Originally published as a white paper for NPower Seattle in December 2007.

Volunteers are a great resource for any nonprofit organization. We’re lucky in the Puget Sound region to have so many technically-skilled individuals looking to give back to our community. Recruiting helpful techie hands is relatively easy. Structuring your project in a way to ensure a positive real impact on your organization and a meaningful experience for the volunteer—that can be difficult. Here are some quick tips for success.

Spend more time than you think is necessary on planning.

Keep in mind that professional consultants often spend between 100-200 hours building a new database, and websites can also take well over 100 hours. We encourage organizations to put in as much advance effort with a volunteer project as they would if they were going to pay thousands of dollars for the same project. For example, if you are asking a volunteer to redesign your website, document as fully as possible what you want the new site to look like: colors, layouts, main content categories, etc. It is relatively common for organizations to hire a consultant to do portions of a tech project, and have the rest done by volunteers.

Plan on spending a considerable amount of staff time on this project, even after the planning stage.

Your volunteer will need help understanding what your organization’s goals are for the completed project. For any tech project to be successful, your volunteer (or paid consultant for that matter) will need a lot of staff input and participation. Make sure a qualified staff member, possibly several depending on the project, is available throughout the project.

 

Do your homework. Make sure you have an understanding of the technology that you are asking to be implemented.

Sometimes our clients get frustrated when something they thought would be a simple addition to their technology infrastructure actually requires many hours of our consultants time. With computers and technology, things are rarely as simple as they seem. Even if it seems simple, ask other agencies how long it took them. Ask NPower how long it would take our consultants.

 

If your project is large, consider dividing it into smaller pieces.

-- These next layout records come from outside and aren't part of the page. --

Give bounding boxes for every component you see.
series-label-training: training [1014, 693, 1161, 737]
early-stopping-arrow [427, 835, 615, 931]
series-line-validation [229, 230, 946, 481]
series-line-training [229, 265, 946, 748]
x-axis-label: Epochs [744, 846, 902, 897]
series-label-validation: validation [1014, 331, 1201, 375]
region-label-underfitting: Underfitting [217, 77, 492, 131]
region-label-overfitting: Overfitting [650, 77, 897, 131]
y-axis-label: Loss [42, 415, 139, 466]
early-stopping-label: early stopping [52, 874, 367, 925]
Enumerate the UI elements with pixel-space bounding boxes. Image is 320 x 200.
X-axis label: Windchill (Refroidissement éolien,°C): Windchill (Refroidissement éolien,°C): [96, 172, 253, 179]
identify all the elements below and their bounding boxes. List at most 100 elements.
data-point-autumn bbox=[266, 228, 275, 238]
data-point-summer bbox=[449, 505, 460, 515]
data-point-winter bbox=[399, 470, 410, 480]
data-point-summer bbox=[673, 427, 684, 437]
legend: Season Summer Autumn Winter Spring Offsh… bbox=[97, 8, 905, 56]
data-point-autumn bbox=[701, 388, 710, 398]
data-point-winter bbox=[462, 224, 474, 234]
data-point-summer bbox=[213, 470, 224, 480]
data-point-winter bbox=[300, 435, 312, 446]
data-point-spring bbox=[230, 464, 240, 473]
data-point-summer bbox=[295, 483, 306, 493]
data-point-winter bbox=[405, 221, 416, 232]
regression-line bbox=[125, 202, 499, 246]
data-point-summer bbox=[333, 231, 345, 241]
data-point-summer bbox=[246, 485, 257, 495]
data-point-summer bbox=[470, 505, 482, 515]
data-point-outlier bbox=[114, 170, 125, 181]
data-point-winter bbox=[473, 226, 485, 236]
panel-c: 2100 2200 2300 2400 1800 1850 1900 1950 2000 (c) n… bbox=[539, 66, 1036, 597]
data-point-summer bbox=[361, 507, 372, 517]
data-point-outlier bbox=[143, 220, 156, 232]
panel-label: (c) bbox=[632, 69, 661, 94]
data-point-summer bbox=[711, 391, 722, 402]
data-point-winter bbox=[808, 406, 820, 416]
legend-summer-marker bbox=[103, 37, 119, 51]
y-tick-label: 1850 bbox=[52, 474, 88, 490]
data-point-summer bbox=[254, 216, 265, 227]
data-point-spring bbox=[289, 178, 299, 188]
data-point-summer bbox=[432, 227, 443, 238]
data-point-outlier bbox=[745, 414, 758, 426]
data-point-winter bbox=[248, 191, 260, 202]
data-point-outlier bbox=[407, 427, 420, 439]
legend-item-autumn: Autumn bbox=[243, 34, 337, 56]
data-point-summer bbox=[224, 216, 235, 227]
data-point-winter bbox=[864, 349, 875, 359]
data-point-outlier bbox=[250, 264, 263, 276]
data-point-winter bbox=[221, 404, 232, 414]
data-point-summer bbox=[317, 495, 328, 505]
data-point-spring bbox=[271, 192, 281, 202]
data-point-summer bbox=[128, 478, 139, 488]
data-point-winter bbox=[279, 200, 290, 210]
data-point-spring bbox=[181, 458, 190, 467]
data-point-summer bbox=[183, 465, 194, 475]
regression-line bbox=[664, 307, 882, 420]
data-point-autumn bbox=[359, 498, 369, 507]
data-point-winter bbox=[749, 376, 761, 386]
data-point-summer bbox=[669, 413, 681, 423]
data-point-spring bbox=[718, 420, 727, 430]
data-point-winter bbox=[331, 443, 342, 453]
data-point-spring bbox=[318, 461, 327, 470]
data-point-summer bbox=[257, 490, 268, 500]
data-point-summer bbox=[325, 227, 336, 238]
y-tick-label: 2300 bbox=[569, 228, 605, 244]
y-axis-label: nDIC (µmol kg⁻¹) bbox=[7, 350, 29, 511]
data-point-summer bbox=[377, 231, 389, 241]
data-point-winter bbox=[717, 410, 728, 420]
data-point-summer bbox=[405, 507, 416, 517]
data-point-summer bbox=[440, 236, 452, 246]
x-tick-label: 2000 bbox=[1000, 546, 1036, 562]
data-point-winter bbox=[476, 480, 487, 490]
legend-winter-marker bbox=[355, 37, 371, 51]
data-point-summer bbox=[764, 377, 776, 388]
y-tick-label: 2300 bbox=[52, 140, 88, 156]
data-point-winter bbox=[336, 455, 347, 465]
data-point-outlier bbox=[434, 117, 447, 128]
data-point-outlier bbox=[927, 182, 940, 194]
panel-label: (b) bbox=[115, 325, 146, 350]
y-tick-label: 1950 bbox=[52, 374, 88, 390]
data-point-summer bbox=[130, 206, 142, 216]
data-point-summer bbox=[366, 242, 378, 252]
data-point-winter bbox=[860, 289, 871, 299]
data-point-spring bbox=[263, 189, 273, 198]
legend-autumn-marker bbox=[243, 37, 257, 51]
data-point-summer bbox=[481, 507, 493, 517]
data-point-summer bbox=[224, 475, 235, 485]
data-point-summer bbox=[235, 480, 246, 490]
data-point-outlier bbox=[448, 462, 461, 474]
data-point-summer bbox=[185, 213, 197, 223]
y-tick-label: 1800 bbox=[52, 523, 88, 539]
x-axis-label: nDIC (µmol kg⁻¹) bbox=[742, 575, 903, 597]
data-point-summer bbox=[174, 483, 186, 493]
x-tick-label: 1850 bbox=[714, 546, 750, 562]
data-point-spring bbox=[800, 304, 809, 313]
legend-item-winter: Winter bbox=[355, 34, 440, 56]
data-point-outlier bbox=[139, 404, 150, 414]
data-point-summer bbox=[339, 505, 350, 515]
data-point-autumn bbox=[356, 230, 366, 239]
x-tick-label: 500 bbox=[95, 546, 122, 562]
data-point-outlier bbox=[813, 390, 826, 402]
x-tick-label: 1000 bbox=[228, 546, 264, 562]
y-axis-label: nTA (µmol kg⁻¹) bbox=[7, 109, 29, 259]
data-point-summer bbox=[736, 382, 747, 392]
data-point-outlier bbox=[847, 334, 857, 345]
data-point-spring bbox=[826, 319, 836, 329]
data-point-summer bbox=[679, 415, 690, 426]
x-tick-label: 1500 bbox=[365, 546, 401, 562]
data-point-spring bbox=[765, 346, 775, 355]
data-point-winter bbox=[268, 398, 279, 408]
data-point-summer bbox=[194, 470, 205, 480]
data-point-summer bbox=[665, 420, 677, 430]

As we said above, some technology projects can be 200 hours or more, and it can be very difficult to recruit a volunteer able to commit to a project of that size. However, organizations have had success with these longer projects bydividing the project into pieces.

For instance, if you are looking for a volunteer to build you a new website, you could start by recruiting a volunteer to help you build a site map and define the organizational structure for your website. Then look for another volunteer that create the visual design, and tap yet another to do the actual implementation. In some complex projects, you may want to hire paid consultants for some tasks and engage volunteers for the rest.

Consider long-term maintenance as part of your overall plan.

Building a network, a website, or a database can take a large amount of time, but just as important, and potentially time-consuming, are the ongoing maintenance activities. Databases and websites often last much longer than any individual volunteer’s availability. If you’re looking for a volunteer to do up-keep and maintenance as well building out the technology, you need to make sure this is very clear at the outset. Even if you do find someone able to make a long-term commitment, it is always a good idea to make sure that at least one of your staff members is trained sufficiently to take over responsibility.

Make sure you have strong business reasons for your decisions, including software choices.

Many organizations come to NPower asking for a technical solution to be built using a specific tool, for example, they want their website built using Dreamweaver or their donor database built in FileMaker. Make sure that you have specific and strong reasons for using that tool, and owning it already isn’t necessarily a strong reason. When you limit your project to being built with specific software, you also limit the number of volunteers who could help you on the project, and you may also limit the productivity and adaptability of your project down the road. You should also make sure that you consider long term support, both the ease of finding it and its cost, while you are choosing your website or database tool.